Japon 21/08/2026Ajouter aux favoris

Le gouvernement japonais a annoncé la dissolution du Cool Japan Fund, son fonds d'investissement dédié à l'exportation de la culture populaire nippone. Créé en 2013, le programme n'a jamais atteint ses objectifs malgré des dizaines de milliards de yens engagés.
Le gouvernement japonais a officiellement annoncé la fin du Cool Japan Fund (クール・ジャパン機構, Kūru Japan Kikō), son fonds d'investissement public dédié à la promotion et à l'exportation des industries créatives japonaises à l'étranger.
Lancé en 2013 sous le gouvernement Abe avec un capital initial qui a atteint environ 52 milliards de yens (environ 330 millions d'euros au taux actuel), le programme visait à capitaliser sur l'attrait mondial pour la culture pop japonaise - anime, manga, jeux vidéo, gastronomie, mode, tourisme - pour en faire un levier économique.
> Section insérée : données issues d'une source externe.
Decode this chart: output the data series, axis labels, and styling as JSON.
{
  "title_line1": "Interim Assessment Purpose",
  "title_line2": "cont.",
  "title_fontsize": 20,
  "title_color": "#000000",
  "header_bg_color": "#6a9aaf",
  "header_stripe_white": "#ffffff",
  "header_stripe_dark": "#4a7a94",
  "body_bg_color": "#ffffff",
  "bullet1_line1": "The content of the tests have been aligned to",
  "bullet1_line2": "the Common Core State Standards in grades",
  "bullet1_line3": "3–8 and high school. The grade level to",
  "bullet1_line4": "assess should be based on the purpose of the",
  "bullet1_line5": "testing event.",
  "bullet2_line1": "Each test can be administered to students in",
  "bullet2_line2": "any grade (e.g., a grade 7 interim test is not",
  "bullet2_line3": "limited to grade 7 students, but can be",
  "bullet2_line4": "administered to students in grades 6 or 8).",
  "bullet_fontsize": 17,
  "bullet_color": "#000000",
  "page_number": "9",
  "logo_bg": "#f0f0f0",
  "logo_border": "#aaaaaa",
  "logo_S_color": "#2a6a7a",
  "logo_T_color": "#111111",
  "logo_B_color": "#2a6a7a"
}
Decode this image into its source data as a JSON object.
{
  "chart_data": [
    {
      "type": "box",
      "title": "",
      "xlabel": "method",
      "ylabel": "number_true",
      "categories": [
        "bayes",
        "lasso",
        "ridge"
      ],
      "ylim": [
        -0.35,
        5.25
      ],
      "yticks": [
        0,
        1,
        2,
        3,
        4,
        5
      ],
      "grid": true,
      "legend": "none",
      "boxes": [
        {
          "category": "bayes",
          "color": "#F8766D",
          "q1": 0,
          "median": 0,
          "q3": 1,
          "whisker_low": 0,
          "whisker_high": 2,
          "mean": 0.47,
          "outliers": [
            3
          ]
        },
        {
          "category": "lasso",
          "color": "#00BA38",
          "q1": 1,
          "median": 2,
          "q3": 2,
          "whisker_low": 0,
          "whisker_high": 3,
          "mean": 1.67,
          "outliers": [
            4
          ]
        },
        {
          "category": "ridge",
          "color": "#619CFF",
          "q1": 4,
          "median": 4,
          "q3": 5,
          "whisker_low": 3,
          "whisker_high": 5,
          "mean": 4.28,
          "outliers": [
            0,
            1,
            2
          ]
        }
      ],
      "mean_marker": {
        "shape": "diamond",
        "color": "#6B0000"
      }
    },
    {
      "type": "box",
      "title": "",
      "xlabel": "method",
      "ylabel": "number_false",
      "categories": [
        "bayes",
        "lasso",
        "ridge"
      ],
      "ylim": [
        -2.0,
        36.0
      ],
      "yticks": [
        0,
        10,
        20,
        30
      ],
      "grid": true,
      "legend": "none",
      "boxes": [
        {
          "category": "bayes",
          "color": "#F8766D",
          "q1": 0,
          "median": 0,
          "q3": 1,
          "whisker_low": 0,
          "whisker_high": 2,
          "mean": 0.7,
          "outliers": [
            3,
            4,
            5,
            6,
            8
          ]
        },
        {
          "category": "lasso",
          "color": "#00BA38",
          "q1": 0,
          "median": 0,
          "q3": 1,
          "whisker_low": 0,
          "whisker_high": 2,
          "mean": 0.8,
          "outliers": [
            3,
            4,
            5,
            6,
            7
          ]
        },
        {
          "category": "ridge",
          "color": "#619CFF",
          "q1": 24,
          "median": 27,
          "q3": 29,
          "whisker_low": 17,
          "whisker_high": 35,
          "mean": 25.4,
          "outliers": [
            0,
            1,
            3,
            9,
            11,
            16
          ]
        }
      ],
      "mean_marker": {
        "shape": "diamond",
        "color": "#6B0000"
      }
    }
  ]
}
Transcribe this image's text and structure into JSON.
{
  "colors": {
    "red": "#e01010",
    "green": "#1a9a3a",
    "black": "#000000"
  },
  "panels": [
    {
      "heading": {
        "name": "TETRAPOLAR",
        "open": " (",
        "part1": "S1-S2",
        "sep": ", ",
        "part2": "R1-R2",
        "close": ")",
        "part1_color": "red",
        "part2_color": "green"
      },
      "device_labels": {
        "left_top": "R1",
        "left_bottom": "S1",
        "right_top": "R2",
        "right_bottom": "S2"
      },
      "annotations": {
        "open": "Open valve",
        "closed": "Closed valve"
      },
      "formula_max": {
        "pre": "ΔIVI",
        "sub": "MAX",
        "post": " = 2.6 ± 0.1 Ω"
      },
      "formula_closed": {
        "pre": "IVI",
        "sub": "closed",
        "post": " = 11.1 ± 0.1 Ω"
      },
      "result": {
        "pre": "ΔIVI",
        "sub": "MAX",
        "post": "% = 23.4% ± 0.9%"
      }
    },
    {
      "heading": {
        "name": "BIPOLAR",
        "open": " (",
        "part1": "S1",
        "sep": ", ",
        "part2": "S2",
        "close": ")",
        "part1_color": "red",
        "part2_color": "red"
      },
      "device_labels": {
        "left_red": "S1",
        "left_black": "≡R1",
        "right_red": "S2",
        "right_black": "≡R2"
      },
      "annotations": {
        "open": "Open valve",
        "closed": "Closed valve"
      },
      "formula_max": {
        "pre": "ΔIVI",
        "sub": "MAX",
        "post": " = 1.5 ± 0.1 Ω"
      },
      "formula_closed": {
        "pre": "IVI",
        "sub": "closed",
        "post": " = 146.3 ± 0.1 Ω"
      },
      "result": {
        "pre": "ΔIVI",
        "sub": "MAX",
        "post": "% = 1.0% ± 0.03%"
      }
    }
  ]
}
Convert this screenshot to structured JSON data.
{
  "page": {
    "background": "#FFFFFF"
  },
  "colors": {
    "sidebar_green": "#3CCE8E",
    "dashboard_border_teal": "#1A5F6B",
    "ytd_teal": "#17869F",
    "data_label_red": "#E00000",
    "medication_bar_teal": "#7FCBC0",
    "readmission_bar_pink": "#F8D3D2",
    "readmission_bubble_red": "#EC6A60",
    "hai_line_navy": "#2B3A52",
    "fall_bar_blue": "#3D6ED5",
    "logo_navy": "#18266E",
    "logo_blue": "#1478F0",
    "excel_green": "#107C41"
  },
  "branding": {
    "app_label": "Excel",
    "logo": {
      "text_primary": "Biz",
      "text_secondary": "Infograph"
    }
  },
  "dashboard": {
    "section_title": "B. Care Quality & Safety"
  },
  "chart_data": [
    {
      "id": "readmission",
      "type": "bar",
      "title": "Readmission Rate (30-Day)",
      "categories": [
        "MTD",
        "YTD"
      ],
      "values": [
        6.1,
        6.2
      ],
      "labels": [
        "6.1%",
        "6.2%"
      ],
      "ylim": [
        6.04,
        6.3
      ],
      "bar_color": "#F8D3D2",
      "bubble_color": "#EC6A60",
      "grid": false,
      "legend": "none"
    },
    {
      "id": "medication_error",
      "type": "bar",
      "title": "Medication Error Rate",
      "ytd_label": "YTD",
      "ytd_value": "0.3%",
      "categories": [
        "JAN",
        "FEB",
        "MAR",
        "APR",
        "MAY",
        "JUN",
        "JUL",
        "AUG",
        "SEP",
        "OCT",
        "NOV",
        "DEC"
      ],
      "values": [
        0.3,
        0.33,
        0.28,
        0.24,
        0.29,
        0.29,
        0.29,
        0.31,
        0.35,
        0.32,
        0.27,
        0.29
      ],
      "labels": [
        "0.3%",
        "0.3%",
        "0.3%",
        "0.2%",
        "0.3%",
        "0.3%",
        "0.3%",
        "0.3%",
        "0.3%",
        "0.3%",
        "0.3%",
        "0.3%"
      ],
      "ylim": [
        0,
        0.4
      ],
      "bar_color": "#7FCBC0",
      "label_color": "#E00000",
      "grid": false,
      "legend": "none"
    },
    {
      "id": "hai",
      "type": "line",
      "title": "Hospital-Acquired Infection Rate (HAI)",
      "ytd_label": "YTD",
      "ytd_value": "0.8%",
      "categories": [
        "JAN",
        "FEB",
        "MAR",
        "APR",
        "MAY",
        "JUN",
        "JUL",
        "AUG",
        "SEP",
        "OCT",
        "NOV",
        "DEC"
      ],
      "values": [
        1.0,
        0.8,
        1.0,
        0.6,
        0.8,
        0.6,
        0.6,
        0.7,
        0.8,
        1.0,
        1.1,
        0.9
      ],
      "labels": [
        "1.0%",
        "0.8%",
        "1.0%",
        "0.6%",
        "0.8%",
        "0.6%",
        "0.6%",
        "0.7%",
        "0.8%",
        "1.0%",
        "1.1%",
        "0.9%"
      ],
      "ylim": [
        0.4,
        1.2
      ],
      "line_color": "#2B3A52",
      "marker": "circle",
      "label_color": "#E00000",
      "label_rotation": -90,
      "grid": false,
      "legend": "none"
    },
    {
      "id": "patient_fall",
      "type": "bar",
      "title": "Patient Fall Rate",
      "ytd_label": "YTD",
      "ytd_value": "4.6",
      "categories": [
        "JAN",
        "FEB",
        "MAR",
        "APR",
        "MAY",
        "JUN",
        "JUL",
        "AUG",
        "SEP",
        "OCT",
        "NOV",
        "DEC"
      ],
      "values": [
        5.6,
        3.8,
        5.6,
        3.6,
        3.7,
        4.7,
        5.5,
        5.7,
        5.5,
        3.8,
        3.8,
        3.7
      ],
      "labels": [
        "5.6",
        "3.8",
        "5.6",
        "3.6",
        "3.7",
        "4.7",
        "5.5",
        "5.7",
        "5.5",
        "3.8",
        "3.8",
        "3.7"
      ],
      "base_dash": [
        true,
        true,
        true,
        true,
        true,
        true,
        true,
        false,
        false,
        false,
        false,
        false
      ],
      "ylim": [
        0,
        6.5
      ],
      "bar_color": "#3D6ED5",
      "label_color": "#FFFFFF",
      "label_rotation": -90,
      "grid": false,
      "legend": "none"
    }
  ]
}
Le fond n'a jamais réussi à démontrer sa rentabilité ou son impact. Les critiques pointaient :
Le paradoxe du Cool Japan Fund illustre une tension profonde : la culture japonaise s'exporte depuis des décennies malgré les institutions, pas grâce à elles. L'anime, le manga, les jeux Nintendo ou Sony, le cinéma de Miyazaki ont conquis le monde par des voies organiques - fans, fansubs, Internet - bien avant que le gouvernement ne décide d'y consacrer un fonds.
Institutionnaliser et financiariser un phénomène culturel vivant est un exercice périlleux. La créativité japonaise ne manque pas de vecteurs d'exportation naturels.
La dissolution du fund ne signifie pas la fin du soft power japonais - bien au contraire. L'anime bat des records d'audience mondiale, le manga domine les ventes de bande dessinée aux États-Unis et en Europe, et le tourisme au Japon a explosé post-pandémie.
Ce qui disparaît, c'est une tentative maladroite de piloter depuis Tokyo un phénomène qui se porte très bien tout seul.
Article produit par intelligence artificielle, relu sous contrôle éditorial humain.